我们的代码在初始化的时候,主动检测了节点健康状况

    client, err := clientv3.New(clientv3.Config{
            Endpoints:   e.conf.Endpoints,
            DialTimeout: time.Duration(e.conf.Timeout) * time.Second,
            Username:    e.conf.Username,
            Password:    e.conf.Password,
    })
    if err != nil {
            fmt.Println(err.Error())
            log.Fatal(err)
    }
    ctx, cancel := context.WithTimeout(context.Background(), 2*time.Second)
    defer cancel()
    for _, v := range e.conf.Endpoints {
            if _, err = client.Status(ctx, v); err != nil {
                    log.Fatalf("Must etcd check node %s err : %s", v, err.Error())
            }
    }

再次进行断点调试,确认以下函数被执行了两次,并且authTokenBundle的地址被替换了

c.authTokenBundle = credentials.NewBundle(credentials.Config{})
opts = append(opts, grpc.WithPerRPCCredentials(c.authTokenBundle.PerRPCCredentials()))

判断client端的内部变量authTokenBundle被替换导致的前后管理token的函数栈出现了变动。

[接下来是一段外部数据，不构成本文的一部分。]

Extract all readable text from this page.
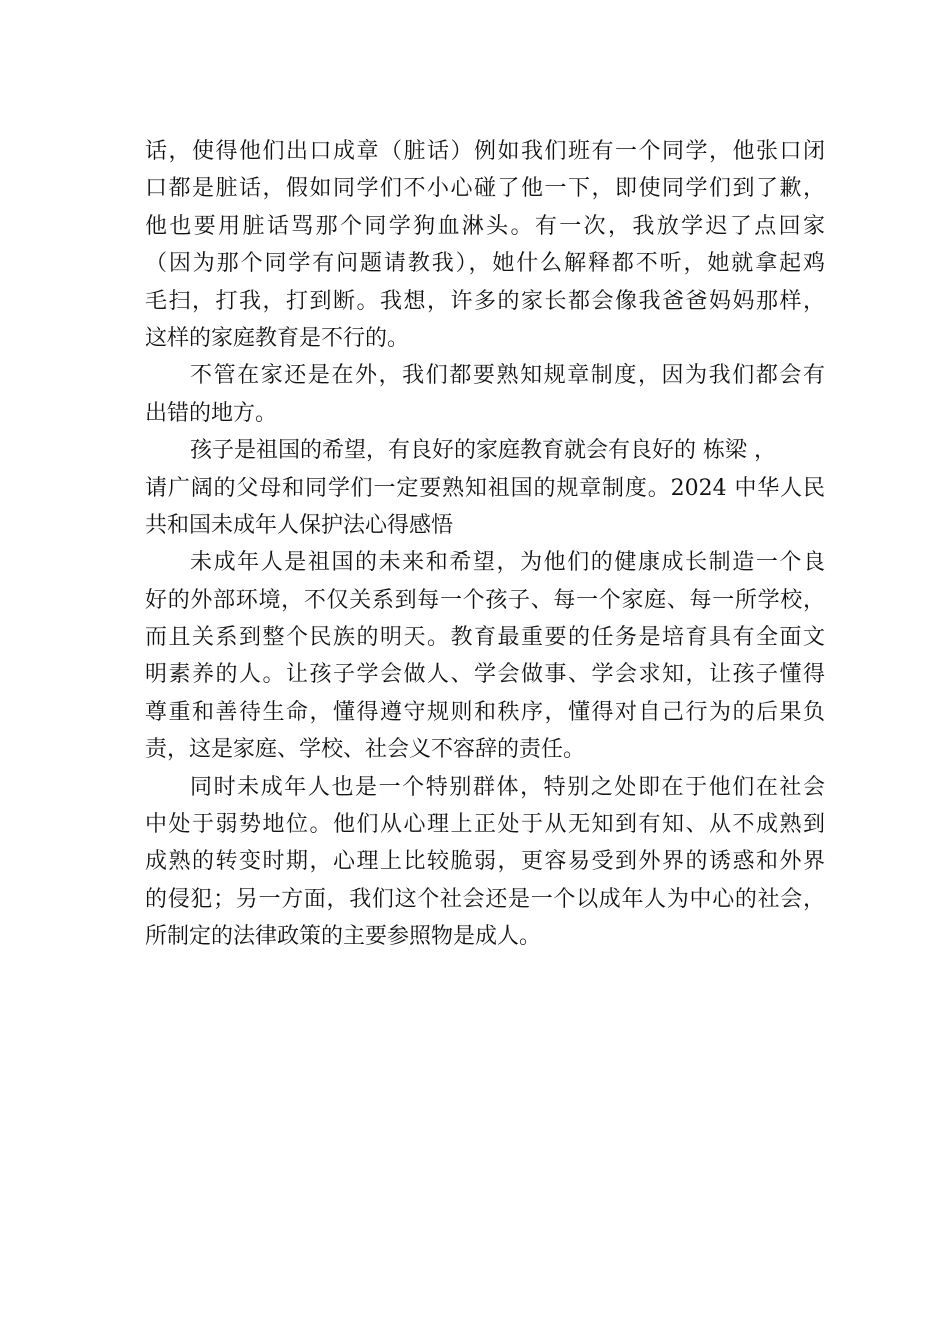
话，使得他们出口成章（脏话）例如我们班有一个同学，他张口闭
口都是脏话，假如同学们不小心碰了他一下，即使同学们到了歉，
他也要用脏话骂那个同学狗血淋头。有一次，我放学迟了点回家
（因为那个同学有问题请教我），她什么解释都不听，她就拿起鸡
毛扫，打我，打到断。我想，许多的家长都会像我爸爸妈妈那样，
这样的家庭教育是不行的。
不管在家还是在外，我们都要熟知规章制度，因为我们都会有
出错的地方。
孩子是祖国的希望，有良好的家庭教育就会有良好的 栋梁 ，
请广阔的父母和同学们一定要熟知祖国的规章制度。2024 中华人民
共和国未成年人保护法心得感悟
未成年人是祖国的未来和希望，为他们的健康成长制造一个良
好的外部环境，不仅关系到每一个孩子、每一个家庭、每一所学校，
而且关系到整个民族的明天。教育最重要的任务是培育具有全面文
明素养的人。让孩子学会做人、学会做事、学会求知，让孩子懂得
尊重和善待生命，懂得遵守规则和秩序，懂得对自己行为的后果负
责，这是家庭、学校、社会义不容辞的责任。
同时未成年人也是一个特别群体，特别之处即在于他们在社会
中处于弱势地位。他们从心理上正处于从无知到有知、从不成熟到
成熟的转变时期，心理上比较脆弱，更容易受到外界的诱惑和外界
的侵犯；另一方面，我们这个社会还是一个以成年人为中心的社会，
所制定的法律政策的主要参照物是成人。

image-20220823160418727.png

但是这里产生了一个疑问❓,如果函数栈被变更了,那么后面都应该使用新的,也就是Status()所创建的更新token的方式,理论上不影响使用。但事实上它产生校验的问题,关注到代码c.authTokenBundle.PerRPCCredentials(),认为它可能是将authTokenBundle的内部变量脱离的其本身管理,导致UpdateAuthTokenGetRequestMetadata并非在同一个实例的管理下调用。

结论

正如前面所说的,通过对UpdateAuthTokenGetRequestMetadata实例的地址打印,发现发送请求时使用了旧的GetRequestMetadata函数,像服务端传递了旧的token,导致校验失败。

go.etcd.io/etcd/client/v3/credentials/credentials.go

func (rc *perRPCCredential) GetRequestMetadata(ctx context.Context, s ...string) (map[string]string, error) {
    rc.authTokenMu.RLock()
    authToken := rc.authToken
    rc.authTokenMu.RUnlock()
    if authToken == "" {
            return nil, nil
    }
    fmt.Printf("[GetRequestMetadata]地址:%p,%s\n", rc, authToken)
    return map[string]string{rpctypes.TokenFieldNameGRPC: authToken}, nil
}

func (b *bundle) UpdateAuthToken(token string) {
    if b.rc == nil {
            return
    }
    b.rc.UpdateAuthToken(token)
}

func (rc *perRPCCredential) UpdateAuthToken(token string) {
    fmt.Printf("[UpdateAuthToken]地址:%p,%s\n", rc, token)
    rc.authTokenMu.Lock()
    rc.authToken = token
    rc.authTokenMu.Unlock()
}

现在真实的引用方式如下: image-20220823160950304.png 这是一个非常糟糕的代码片段

if c.Username != "" && c.Password != "" {
  c.authTokenBundle = credentials.NewBundle(credentials.Config{})
  opts = append(opts, grpc.WithPerRPCCredentials(c.authTokenBundle.PerRPCCredentials()))
}

它会重复将两个新credentials.Bundle实例赋值到client的内部变量authTokenBundle中,之后从authTokenBundle取出了用来管理token的函数,并转成中间件gprc.DialOption类型。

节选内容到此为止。